然而对于狄烈,她还是能躲则躲,因为她发现只要狄烈一靠近自己,她就会马上脸红心跳,外加呼吸困难,甚至连一向自傲算得快、狠、准的帐目,也会频频出错……教她实在不能不避着他啊!
可她这避他如蛇蝎的持续反应,只是令狄烈感到越加郁闷。以前她还会跟他吵,双眼看着他时,也绝对是喷着美丽的火焰,但现在,她不看他,不跟他说话,偶尔不得不接触,也是冰冷至极的态度。
所以这些天以来,他每晚都要喝上几大坛酒才能入睡,因为唯有如此,他才不会被左霜霜那冷艳的容颜干扰到夜夜失眠。
这晚,他又在屋顶上喝下了五坛女儿红,本想买些更烈的酒,但一看见「女儿红」三个字,他就难以自禁地想到左霜霜今天所穿的玫瑰红衣裙,那鲜艳亮丽的色彩,将绝美的她衬托得更为耀眼,让人无法忽视。
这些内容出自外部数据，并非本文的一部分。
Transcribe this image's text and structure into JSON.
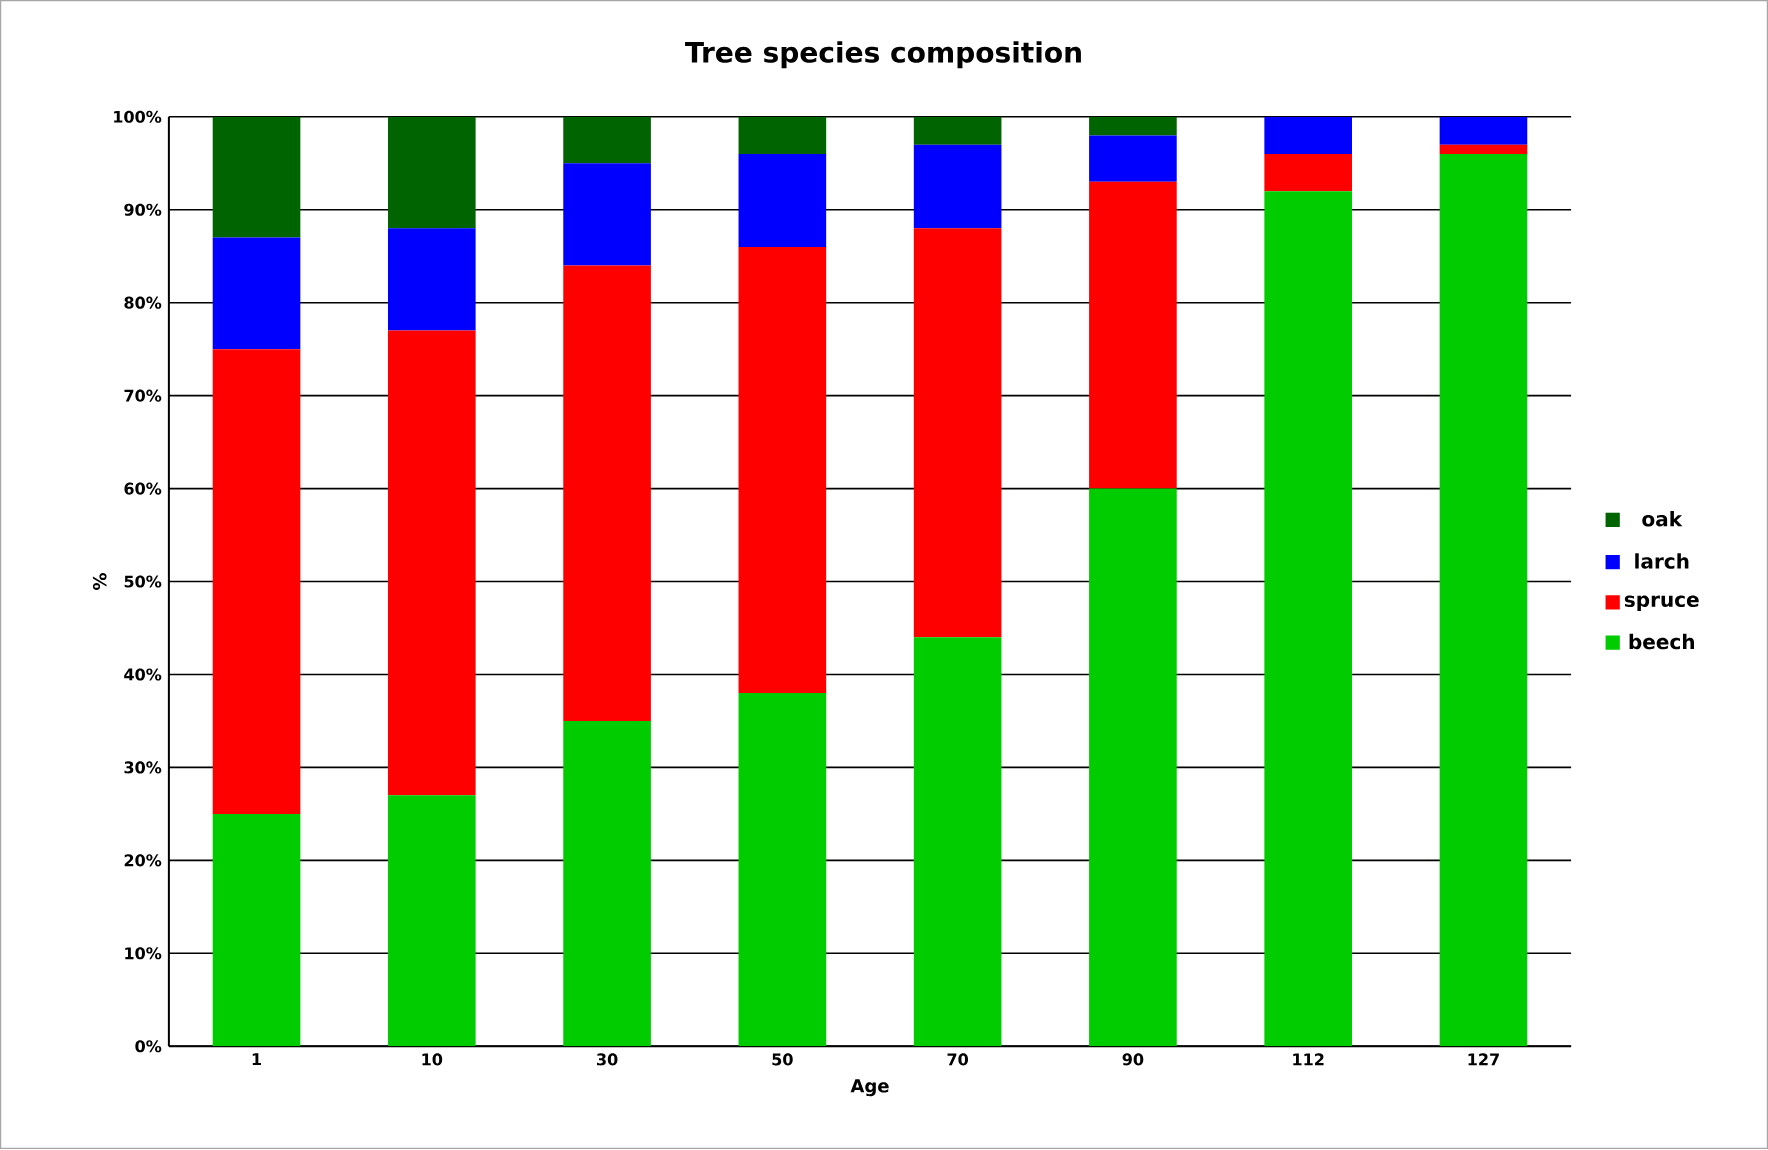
{
  "chart_data": {
    "type": "bar",
    "stacked": true,
    "title": "Tree species composition",
    "xlabel": "Age",
    "ylabel": "%",
    "categories": [
      "1",
      "10",
      "30",
      "50",
      "70",
      "90",
      "112",
      "127"
    ],
    "series": [
      {
        "name": "beech",
        "color": "#00cc00",
        "values": [
          25,
          27,
          35,
          38,
          44,
          60,
          92,
          96
        ]
      },
      {
        "name": "spruce",
        "color": "#ff0000",
        "values": [
          50,
          50,
          49,
          48,
          44,
          33,
          4,
          1
        ]
      },
      {
        "name": "larch",
        "color": "#0000ff",
        "values": [
          12,
          11,
          11,
          10,
          9,
          5,
          4,
          3
        ]
      },
      {
        "name": "oak",
        "color": "#006400",
        "values": [
          13,
          12,
          5,
          4,
          3,
          2,
          0,
          0
        ]
      }
    ],
    "ylim": [
      0,
      100
    ],
    "yticks": [
      {
        "value": 0,
        "label": "0%"
      },
      {
        "value": 10,
        "label": "10%"
      },
      {
        "value": 20,
        "label": "20%"
      },
      {
        "value": 30,
        "label": "30%"
      },
      {
        "value": 40,
        "label": "40%"
      },
      {
        "value": 50,
        "label": "50%"
      },
      {
        "value": 60,
        "label": "60%"
      },
      {
        "value": 70,
        "label": "70%"
      },
      {
        "value": 80,
        "label": "80%"
      },
      {
        "value": 90,
        "label": "90%"
      },
      {
        "value": 100,
        "label": "100%"
      }
    ],
    "grid": "y",
    "legend": "right"
  }
}
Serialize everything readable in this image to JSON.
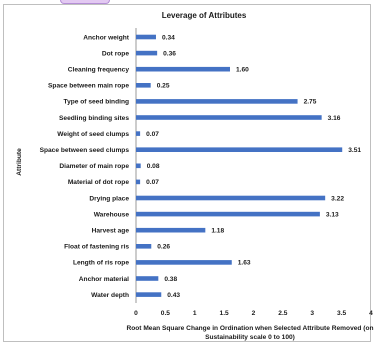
{
  "chart_data": {
    "type": "bar",
    "orientation": "horizontal",
    "title": "Leverage of Attributes",
    "xlabel_line1": "Root Mean Square Change in Ordination when Selected Attribute Removed (on",
    "xlabel_line2": "Sustainability scale 0 to 100)",
    "ylabel": "Attribute",
    "xlim": [
      0,
      4
    ],
    "x_ticks": [
      "0",
      "0.5",
      "1",
      "1.5",
      "2",
      "2.5",
      "3",
      "3.5",
      "4"
    ],
    "grid": false,
    "bar_color": "#4472c4",
    "categories": [
      "Anchor weight",
      "Dot rope",
      "Cleaning frequency",
      "Space between main rope",
      "Type of seed binding",
      "Seedling binding sites",
      "Weight of seed clumps",
      "Space between seed clumps",
      "Diameter of main rope",
      "Material of dot rope",
      "Drying place",
      "Warehouse",
      "Harvest age",
      "Float of fastening ris",
      "Length of ris rope",
      "Anchor material",
      "Water depth"
    ],
    "values": [
      0.34,
      0.36,
      1.6,
      0.25,
      2.75,
      3.16,
      0.07,
      3.51,
      0.08,
      0.07,
      3.22,
      3.13,
      1.18,
      0.26,
      1.63,
      0.38,
      0.43
    ],
    "value_labels": [
      "0.34",
      "0.36",
      "1.60",
      "0.25",
      "2.75",
      "3.16",
      "0.07",
      "3.51",
      "0.08",
      "0.07",
      "3.22",
      "3.13",
      "1.18",
      "0.26",
      "1.63",
      "0.38",
      "0.43"
    ]
  }
}
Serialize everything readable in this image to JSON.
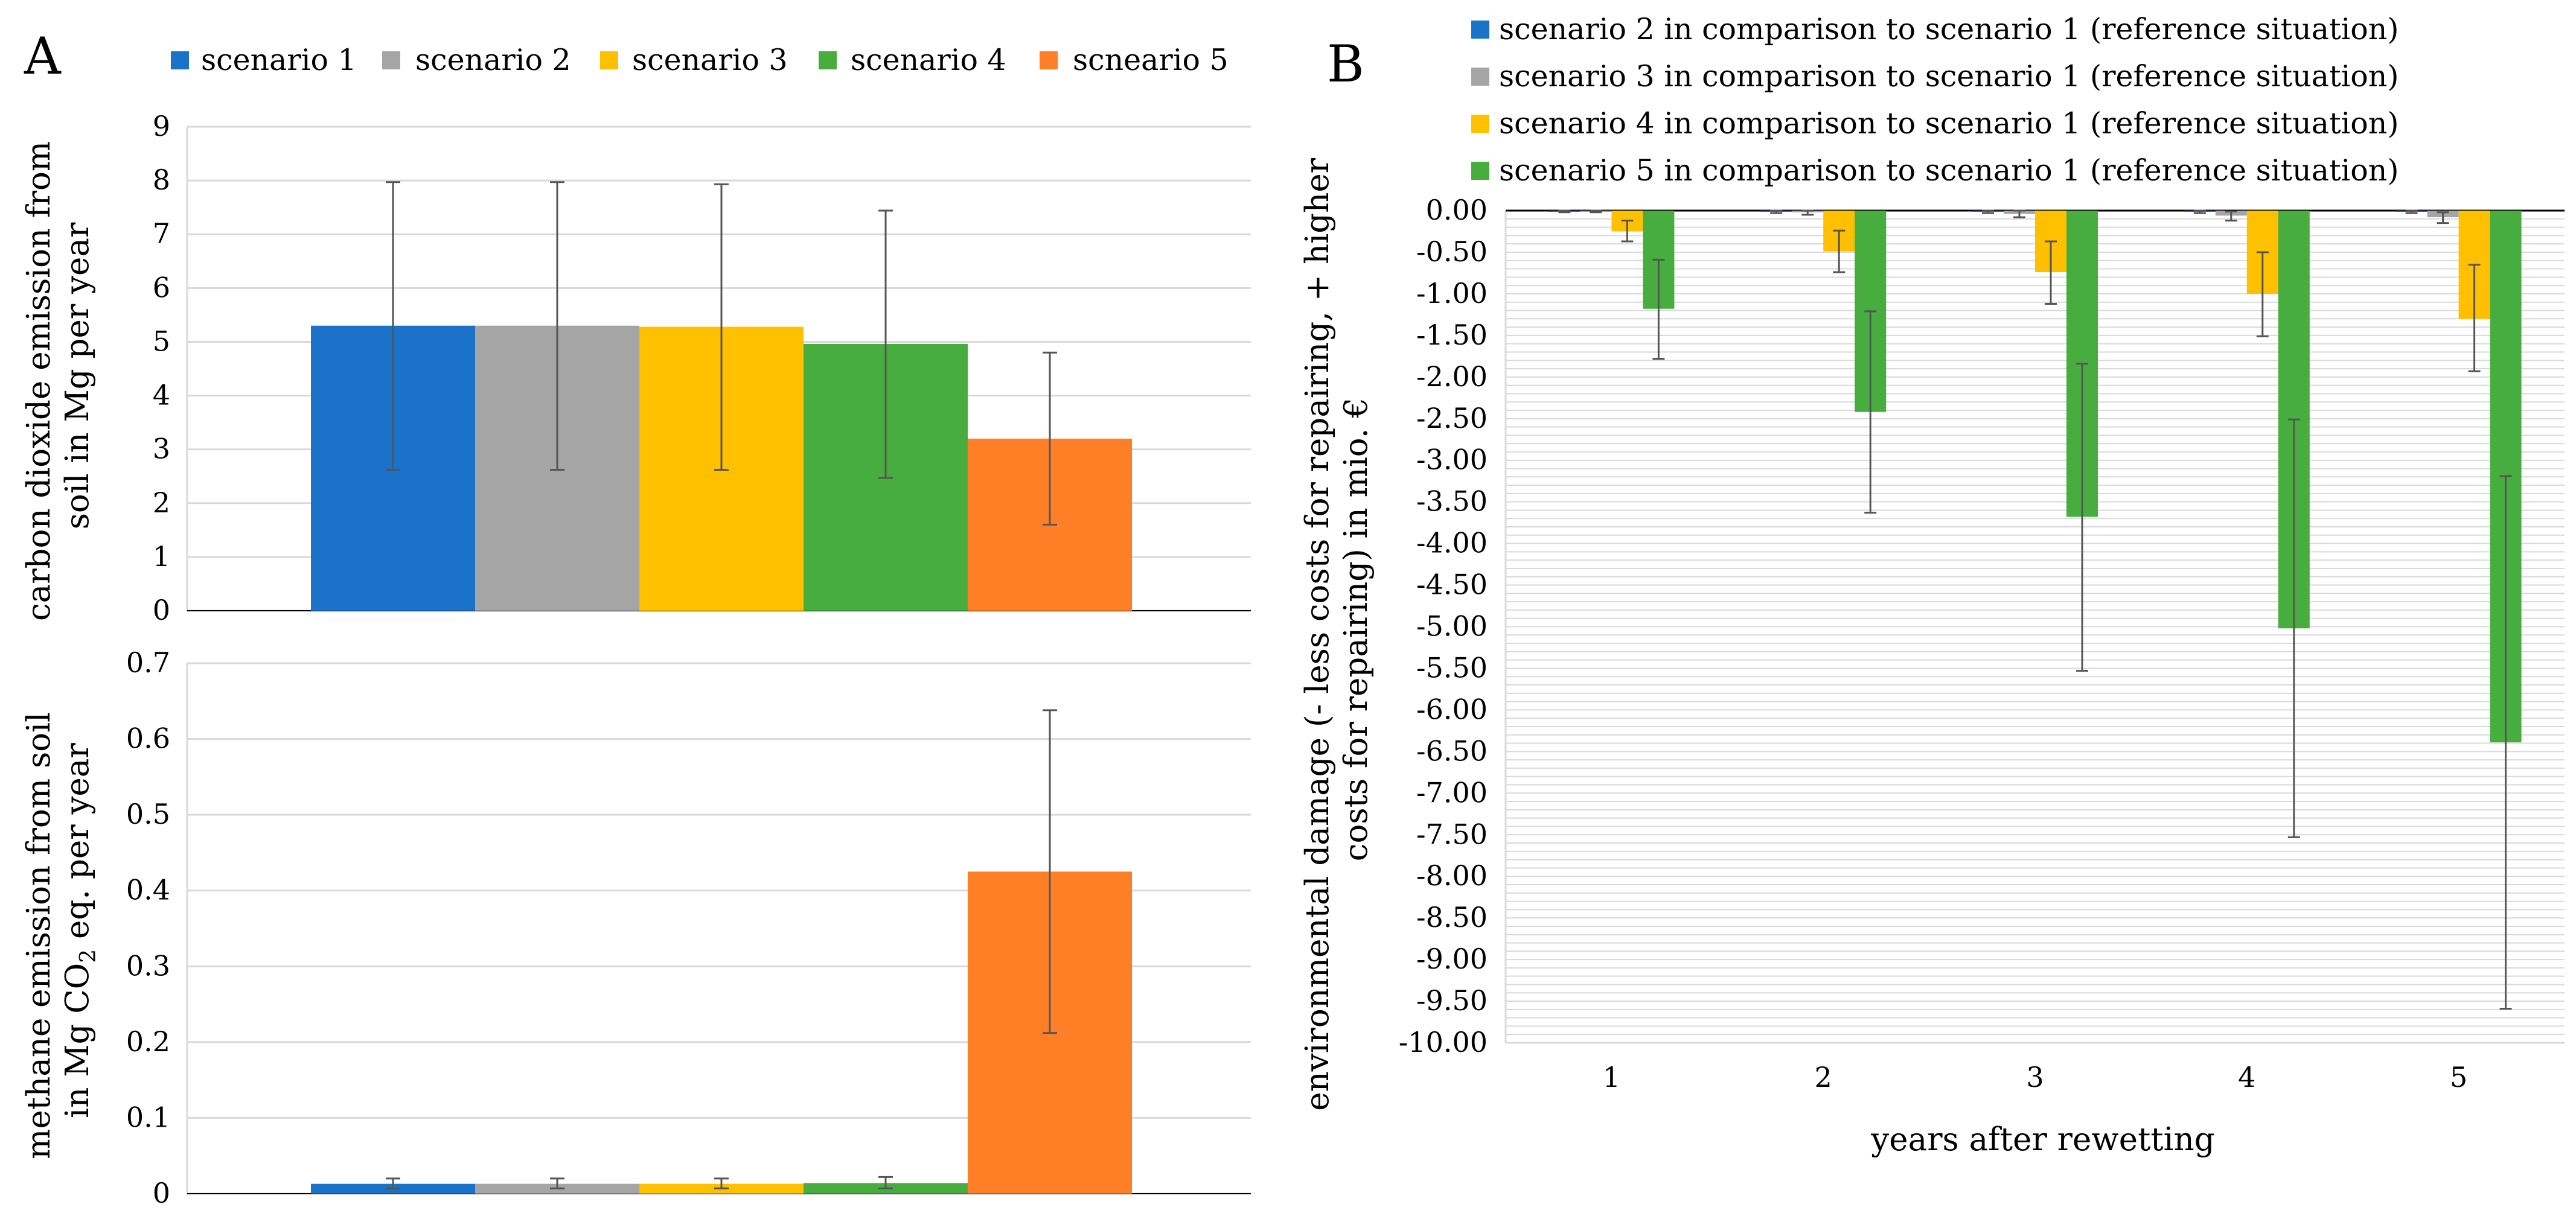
{
  "panel_labels": {
    "a": "A",
    "b": "B"
  },
  "colors": {
    "s1": "#1a72c9",
    "s2": "#a5a5a5",
    "s3": "#ffc000",
    "s4": "#47ad3e",
    "s5": "#fe7f26",
    "grid": "#d9d9d9",
    "axis": "#000000",
    "errorbar": "#555555"
  },
  "chart_data": [
    {
      "id": "A-top",
      "type": "bar",
      "ylabel_lines": [
        "carbon dioxide emission from",
        "soil in Mg per year"
      ],
      "ylim": [
        0,
        9
      ],
      "yticks": [
        0,
        1,
        2,
        3,
        4,
        5,
        6,
        7,
        8,
        9
      ],
      "grid": true,
      "legend": {
        "placement": "top",
        "entries": [
          "scenario 1",
          "scenario 2",
          "scenario 3",
          "scenario 4",
          "scneario 5"
        ]
      },
      "series": [
        {
          "name": "scenario 1",
          "value": 5.3,
          "err_low": 2.62,
          "err_high": 7.97
        },
        {
          "name": "scenario 2",
          "value": 5.3,
          "err_low": 2.62,
          "err_high": 7.97
        },
        {
          "name": "scenario 3",
          "value": 5.28,
          "err_low": 2.62,
          "err_high": 7.93
        },
        {
          "name": "scenario 4",
          "value": 4.96,
          "err_low": 2.47,
          "err_high": 7.44
        },
        {
          "name": "scneario 5",
          "value": 3.2,
          "err_low": 1.6,
          "err_high": 4.8
        }
      ]
    },
    {
      "id": "A-bottom",
      "type": "bar",
      "ylabel_lines": [
        "methane emission from soil",
        "in Mg CO",
        "2",
        " eq. per year"
      ],
      "ylim": [
        0,
        0.7
      ],
      "yticks": [
        "0",
        "0.1",
        "0.2",
        "0.3",
        "0.4",
        "0.5",
        "0.6",
        "0.7"
      ],
      "grid": true,
      "series": [
        {
          "name": "scenario 1",
          "value": 0.013,
          "err_low": 0.007,
          "err_high": 0.02
        },
        {
          "name": "scenario 2",
          "value": 0.013,
          "err_low": 0.007,
          "err_high": 0.02
        },
        {
          "name": "scenario 3",
          "value": 0.013,
          "err_low": 0.007,
          "err_high": 0.02
        },
        {
          "name": "scenario 4",
          "value": 0.014,
          "err_low": 0.007,
          "err_high": 0.022
        },
        {
          "name": "scneario 5",
          "value": 0.425,
          "err_low": 0.212,
          "err_high": 0.638
        }
      ]
    },
    {
      "id": "B",
      "type": "bar",
      "xlabel": "years after rewetting",
      "ylabel_lines": [
        "environmental damage (- less costs for repairing, + higher",
        "costs for repairing) in mio. €"
      ],
      "ylim": [
        -10,
        0
      ],
      "yticks": [
        "0.00",
        "-0.50",
        "-1.00",
        "-1.50",
        "-2.00",
        "-2.50",
        "-3.00",
        "-3.50",
        "-4.00",
        "-4.50",
        "-5.00",
        "-5.50",
        "-6.00",
        "-6.50",
        "-7.00",
        "-7.50",
        "-8.00",
        "-8.50",
        "-9.00",
        "-9.50",
        "-10.00"
      ],
      "categories": [
        "1",
        "2",
        "3",
        "4",
        "5"
      ],
      "grid": true,
      "legend": {
        "placement": "top",
        "entries": [
          "scenario 2 in comparison to scenario 1 (reference situation)",
          "scenario 3 in comparison to scenario 1 (reference situation)",
          "scenario 4 in comparison to scenario 1 (reference situation)",
          "scenario 5 in comparison to scenario 1 (reference situation)"
        ]
      },
      "series": [
        {
          "name": "scenario 2 in comparison to scenario 1 (reference situation)",
          "values": [
            0,
            0,
            0,
            0,
            0
          ],
          "err_low": [
            -0.02,
            -0.03,
            -0.03,
            -0.03,
            -0.03
          ],
          "err_high": [
            0.0,
            0.0,
            0.0,
            0.0,
            0.0
          ]
        },
        {
          "name": "scenario 3 in comparison to scenario 1 (reference situation)",
          "values": [
            -0.01,
            -0.02,
            -0.04,
            -0.06,
            -0.08
          ],
          "err_low": [
            -0.02,
            -0.05,
            -0.08,
            -0.12,
            -0.15
          ],
          "err_high": [
            0.0,
            0.0,
            0.0,
            -0.01,
            -0.02
          ]
        },
        {
          "name": "scenario 4 in comparison to scenario 1 (reference situation)",
          "values": [
            -0.25,
            -0.49,
            -0.74,
            -1.0,
            -1.3
          ],
          "err_low": [
            -0.37,
            -0.74,
            -1.12,
            -1.51,
            -1.93
          ],
          "err_high": [
            -0.12,
            -0.24,
            -0.37,
            -0.5,
            -0.65
          ]
        },
        {
          "name": "scenario 5 in comparison to scenario 1 (reference situation)",
          "values": [
            -1.18,
            -2.42,
            -3.68,
            -5.02,
            -6.39
          ],
          "err_low": [
            -1.78,
            -3.63,
            -5.53,
            -7.53,
            -9.59
          ],
          "err_high": [
            -0.59,
            -1.21,
            -1.84,
            -2.51,
            -3.19
          ]
        }
      ]
    }
  ]
}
于是,他买了女儿红,很多的女儿红。
以他的海量绝对是千杯不醉的,然而在喝下第六坛时,连他都讶异自己竟然会开始神志不清。
他睁着迷蒙的双眼,努力看着屋顶的另一端,同时认为自己一定是醉了,不然他不会看见那个穿着玫瑰红衣裙的娇小人儿,正沿着高梯爬上来。
「狄烈。」那个人儿开口轻唤。
由于夜色太暗,他只微微看见人儿轻锁着眉头。这不是他醉了之后的幻觉,便是他醉了之后的梦境。他如是想道。
狄烈咧开嘴笑,懒懒地打个招呼,「嗨!」半醉半醒的他,决心将理智抛开,不让它来控制自己了。
此时,此夜,此风,还有眼前一身艳红的人儿,如此的良辰美景,他不愿让理智来提醒自己这只是一个梦,抑或连梦也不是。
「你醉了。」左霜霜略带忧愁地说。
其实,她虽然要自己不去理睬他,但却无法做到完全不留意他。他郁闷,她知道;他烦躁,她也知道;他每夜喝酒至四更,她更是清楚。因为每晚都要等到狄烈回到他房里,她才能安然沉入梦乡。
「是的,我醉了。」狄烈捉住左霜霜轻抚他脸的纤手,轻轻吻了下,「很柔软。」他笑着,粗犷的脸上有抹温柔。
「为什么要喝得这么醉?」左霜霜轻轻地问,任由他捉住自己的手。
虽然知道自己应该要离他远远的才对,可那份被理智苦苦压抑的莫名情感,似是要迸发出来,令她辗转反侧,而心底也终究无法对夜夜买醉的狄烈无动于衷,于是,她此刻才会现身在他眼前。
「因为想喝。」狄烈仰头又喝下一口女儿红,然后望着她笑,「妳知道,我现在看见了谁吗?」
「谁?」除了她,他还能看见谁?
「霜霜。」狄烈第一次当她的面唤出她的名,没有半丝的生涩,而是熟稔。
左霜霜的心瞬时一甜,好像等待他叫自己的名字是从上辈子就开始了一般。
「你看见了她,想对她说什么呢?」左霜霜温柔地轻声道,眸光望进他深邃却泛着迷蒙的黑瞳里。